If you've ever thought that someone from a different country who lived in your area was little weird, but you figured it was just their culture or their different customs, maybe even the language barrier, think of me, I'm one of those people.  But I'm not weird because of cultural differences, it's not American culture that's weird, it's me.  It's probably because I spend way too much time with my head leaning on the glass staring at cars as they drive by.  It's probably also because I can't understand what people are saying to me or about me 80% of the time, so I just smile, daydream about something else, and hope it's all nice things.  It's probably because the hot water tank in my bathroom has a schedule that doesn't quite jive with my schedule because I can't program it because all the menus and buttons are in Chinese.  I've looked up the characters but they don't make sense.  The clock is wrong too.  Why do hot water tanks have clocks and remotes here anyway?  I guess it's to save energy.

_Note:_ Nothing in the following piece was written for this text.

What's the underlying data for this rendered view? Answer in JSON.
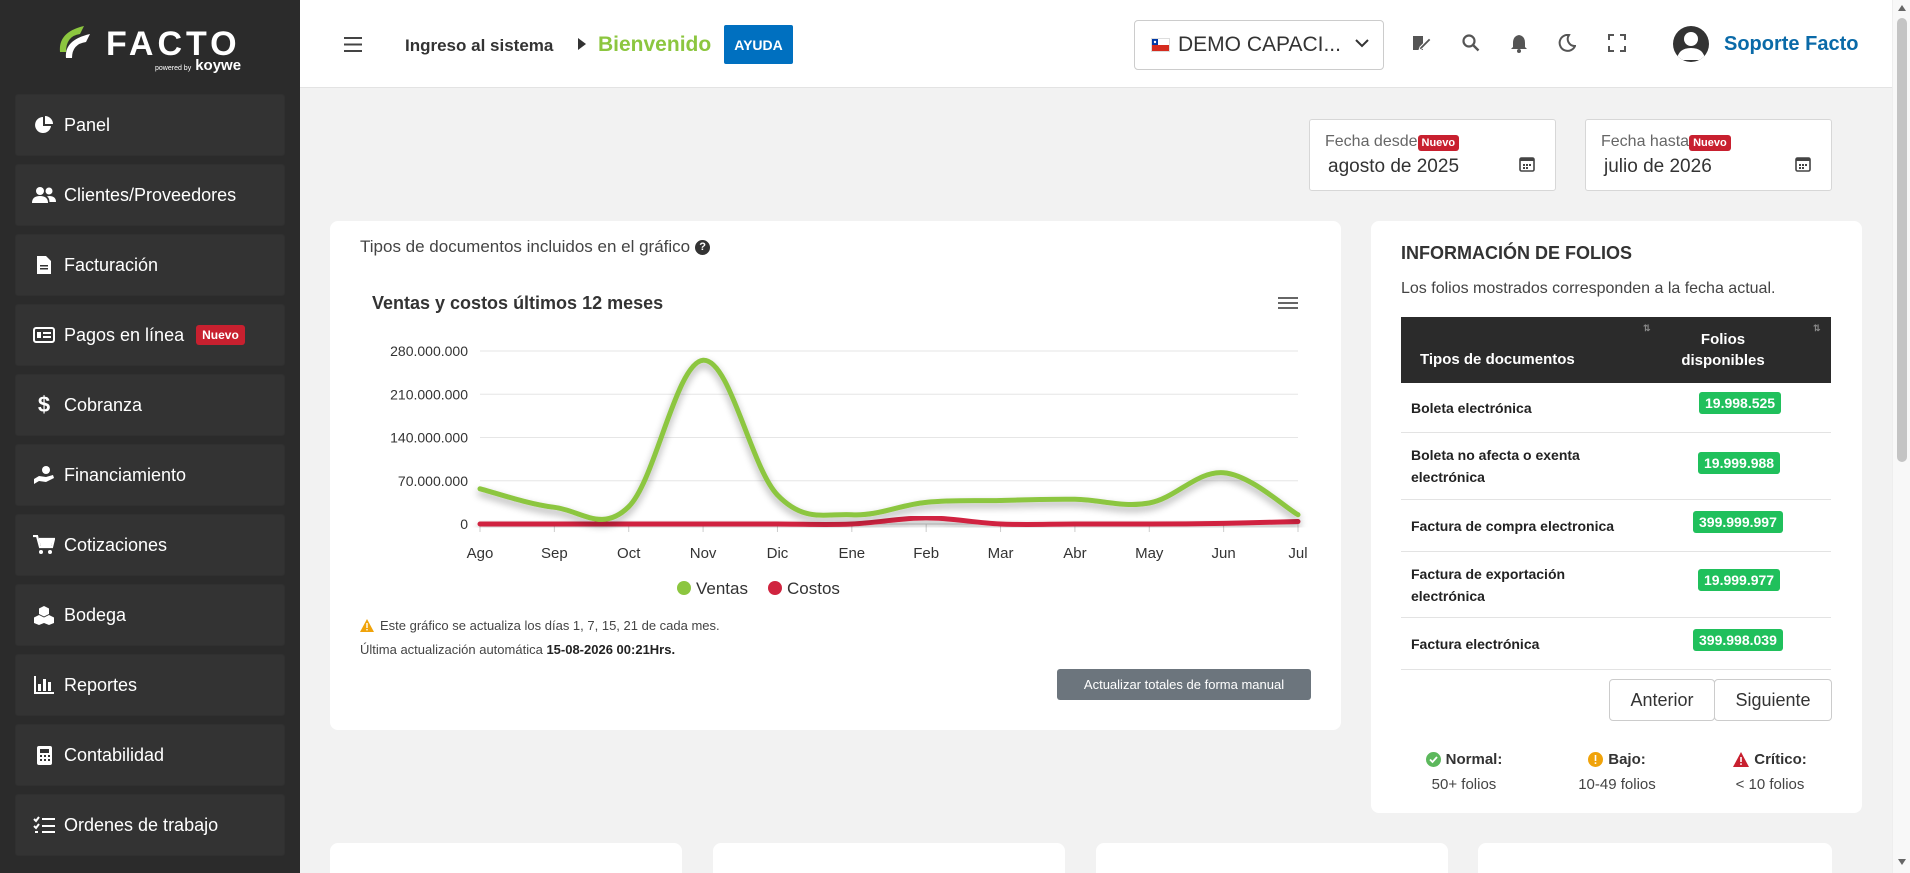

Of course if you actually know me, you know that I was already weird before I came here, and that I can't blame it on being a foreigner.  But, also, you know that I'm quite happy being weird, if anything I've cultivated it over the years.  But there is a point where I need to draw the line, or so I've recently discovered.  And that's why I started this blog entry, the moment when I realized that I'm officially in danger of becoming "a weirdo."

I was on the bus a few hours ago, on my way home.  Two other foreigners got on the bus right in front of me, they appeared to be from the middle east or somewhere east of the middle east, either way they weren't from here, and they weren't speaking English.  We were all lucky enough to get a seat, for some reason the bus was empty when we all boarded it.  I was actually sitting directly across from the two foreigners trying not to make too much eye contact.  But I noticed that they smelled good.  They were both guys so this was particularly exceptional of them to smell good.  I was trying to think how I could tell them that they smelled good, wondering if I should say it in Chinese or take a risk and say it in English.

But then, that's when it occurred to me.  I was a weirdo.  That's like something a large overweight hairy sociopath says to you in prison after the guard locks the cell door and leaves.  I can imagine the two guys getting home that day talking about it to their friends: "Some weirdo on the bus stared at us for half an hour then told us we smelled good.  We told him to mind his own business in Chinese but he just smiled at us and nodded with a far away look in his eyes." 

But I didn't.  I didn't tell them they smelled good.  And if you're worried about me, don't worry, I didn't even want to say it after it occurred to me that it was weird.  But I guess I'm blogging about it, so I'm still pretty weird.